"Most people who hate us, leave us, so what's the big deal?"
It matters because given the abysmal 13% retention rate, when you only have a bunch of hooray-henries populating your platform - then there's something amiss.
The best question would be - "Why does Proof-of-(mis)Stake have this kind of edge case where we shut the whole thing down?" Here's the answer -- because its an inferior solution that requires trust of other nodes by its very design.
Everything bolted on top is because of this base flawed assumption. It adds complexity and gives "edge" cases a huge leg up in happening more than just "once in a while."
I'm here to watch the PoS fail-train come to its logical conclusion. Someone needs to witness it without being blinded by unicorn-vision - if only to write the sober post-mortem the day after.
Yeah, the terrible user retention rate is one of Steemit's biggest problems, at present. To be clear, I would prefer to have both "hoorah-henries" and "hellno-hanks" around, because it makes for more enriching discussion.
I think you have me wrong though. Just because I invested heavily in STEEM doesn't mean I believe PoS will be a sustainable system in the scale of decades. I'm too uneducated on the underlying technology to conclude that with confidence. I also don't think it will keel over tomorrow, next week, or next year, though.

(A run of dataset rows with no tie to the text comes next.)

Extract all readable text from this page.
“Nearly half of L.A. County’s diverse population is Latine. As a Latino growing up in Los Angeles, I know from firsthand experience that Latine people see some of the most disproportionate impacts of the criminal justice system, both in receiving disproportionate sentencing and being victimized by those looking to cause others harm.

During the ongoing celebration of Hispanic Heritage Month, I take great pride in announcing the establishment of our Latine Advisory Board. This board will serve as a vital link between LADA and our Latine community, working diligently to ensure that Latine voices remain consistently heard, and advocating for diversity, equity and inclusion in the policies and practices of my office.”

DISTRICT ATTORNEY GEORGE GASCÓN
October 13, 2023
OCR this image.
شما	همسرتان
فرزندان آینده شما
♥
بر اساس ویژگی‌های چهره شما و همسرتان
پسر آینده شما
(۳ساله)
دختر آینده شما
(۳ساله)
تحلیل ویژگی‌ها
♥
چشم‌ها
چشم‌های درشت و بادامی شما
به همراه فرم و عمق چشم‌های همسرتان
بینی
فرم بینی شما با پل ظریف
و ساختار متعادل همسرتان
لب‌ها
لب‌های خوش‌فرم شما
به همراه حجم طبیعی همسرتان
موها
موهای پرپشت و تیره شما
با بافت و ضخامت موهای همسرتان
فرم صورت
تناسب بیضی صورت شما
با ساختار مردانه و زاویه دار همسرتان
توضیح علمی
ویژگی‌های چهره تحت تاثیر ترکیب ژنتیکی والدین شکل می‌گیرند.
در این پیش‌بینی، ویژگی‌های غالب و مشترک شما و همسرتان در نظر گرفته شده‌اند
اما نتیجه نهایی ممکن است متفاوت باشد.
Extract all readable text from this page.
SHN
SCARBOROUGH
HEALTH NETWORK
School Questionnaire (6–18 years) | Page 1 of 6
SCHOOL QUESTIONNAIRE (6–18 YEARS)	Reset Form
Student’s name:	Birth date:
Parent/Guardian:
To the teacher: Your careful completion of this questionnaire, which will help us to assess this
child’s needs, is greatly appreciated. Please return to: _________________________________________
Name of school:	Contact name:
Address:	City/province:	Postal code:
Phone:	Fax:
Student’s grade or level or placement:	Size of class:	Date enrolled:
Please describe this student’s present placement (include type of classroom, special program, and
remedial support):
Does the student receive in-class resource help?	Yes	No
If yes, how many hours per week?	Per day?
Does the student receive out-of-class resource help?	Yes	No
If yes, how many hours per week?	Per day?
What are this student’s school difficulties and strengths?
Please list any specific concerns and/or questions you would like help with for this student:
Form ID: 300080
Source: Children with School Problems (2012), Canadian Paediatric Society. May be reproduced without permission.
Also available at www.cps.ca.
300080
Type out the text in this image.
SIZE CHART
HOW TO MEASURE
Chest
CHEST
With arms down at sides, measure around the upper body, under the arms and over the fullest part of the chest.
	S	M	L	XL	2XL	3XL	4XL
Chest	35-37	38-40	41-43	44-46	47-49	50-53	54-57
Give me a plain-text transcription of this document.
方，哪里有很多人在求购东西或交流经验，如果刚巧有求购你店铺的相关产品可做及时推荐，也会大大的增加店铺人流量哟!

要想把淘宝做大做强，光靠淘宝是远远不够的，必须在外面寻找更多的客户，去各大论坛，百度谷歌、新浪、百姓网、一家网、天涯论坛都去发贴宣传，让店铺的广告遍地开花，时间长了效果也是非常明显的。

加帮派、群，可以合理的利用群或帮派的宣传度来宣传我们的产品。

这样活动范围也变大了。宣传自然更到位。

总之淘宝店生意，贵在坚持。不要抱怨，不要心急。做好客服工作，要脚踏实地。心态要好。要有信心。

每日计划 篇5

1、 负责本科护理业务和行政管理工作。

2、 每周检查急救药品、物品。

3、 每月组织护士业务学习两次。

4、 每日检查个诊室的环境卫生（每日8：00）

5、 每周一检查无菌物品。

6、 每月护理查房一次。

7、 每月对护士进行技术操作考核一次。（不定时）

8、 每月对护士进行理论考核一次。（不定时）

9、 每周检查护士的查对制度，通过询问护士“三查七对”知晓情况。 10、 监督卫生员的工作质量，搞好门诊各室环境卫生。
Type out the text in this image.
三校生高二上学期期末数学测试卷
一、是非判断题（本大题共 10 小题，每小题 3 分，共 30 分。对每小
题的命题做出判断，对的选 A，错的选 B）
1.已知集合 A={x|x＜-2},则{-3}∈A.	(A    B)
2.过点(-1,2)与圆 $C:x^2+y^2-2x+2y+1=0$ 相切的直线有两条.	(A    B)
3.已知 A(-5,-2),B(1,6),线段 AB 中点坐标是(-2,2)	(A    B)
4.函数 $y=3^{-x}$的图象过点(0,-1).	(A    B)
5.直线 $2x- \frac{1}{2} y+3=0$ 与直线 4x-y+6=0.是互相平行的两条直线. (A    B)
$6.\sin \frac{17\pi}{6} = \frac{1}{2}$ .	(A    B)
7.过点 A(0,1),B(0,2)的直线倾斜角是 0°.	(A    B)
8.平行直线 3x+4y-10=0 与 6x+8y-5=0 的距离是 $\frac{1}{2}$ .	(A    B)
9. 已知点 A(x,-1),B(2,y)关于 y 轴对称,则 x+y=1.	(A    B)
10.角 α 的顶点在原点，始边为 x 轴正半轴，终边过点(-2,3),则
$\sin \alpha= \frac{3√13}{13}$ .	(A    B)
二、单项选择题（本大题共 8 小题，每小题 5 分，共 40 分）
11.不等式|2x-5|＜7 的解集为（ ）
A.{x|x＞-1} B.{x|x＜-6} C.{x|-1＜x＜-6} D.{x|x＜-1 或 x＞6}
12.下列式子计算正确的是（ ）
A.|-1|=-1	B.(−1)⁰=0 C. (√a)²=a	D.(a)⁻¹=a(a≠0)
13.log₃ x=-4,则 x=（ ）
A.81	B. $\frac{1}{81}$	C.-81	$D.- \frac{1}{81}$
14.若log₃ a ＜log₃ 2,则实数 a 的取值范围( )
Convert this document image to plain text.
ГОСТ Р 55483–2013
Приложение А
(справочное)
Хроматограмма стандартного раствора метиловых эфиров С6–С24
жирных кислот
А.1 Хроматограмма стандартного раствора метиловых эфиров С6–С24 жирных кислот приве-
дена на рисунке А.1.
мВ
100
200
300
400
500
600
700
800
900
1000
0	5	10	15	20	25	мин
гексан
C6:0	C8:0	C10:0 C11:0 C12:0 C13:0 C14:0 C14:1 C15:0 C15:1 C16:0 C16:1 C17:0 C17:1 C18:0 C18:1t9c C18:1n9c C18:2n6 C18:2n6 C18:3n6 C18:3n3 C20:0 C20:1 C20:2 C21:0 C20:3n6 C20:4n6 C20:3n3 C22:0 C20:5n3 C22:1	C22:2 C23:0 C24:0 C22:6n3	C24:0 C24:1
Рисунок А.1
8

You still didn't answer my question:
but I'm guessing you would say there is no real solution because DPoS is an inherently dysfunctional system in your view.
Hey @d-pend. I suspect that through the same premonitory steps and walkarounds of @talltim, there are yet a few coherent and eloquent "hellno-hanks" here with some interesting and illustrative stuff worth a read to enrich healthy discussions. Maybe everything is not lost and the "hoorah-henries" won't run away with the trophy so easily yet. };)
I'm kinda curious what would you think about that?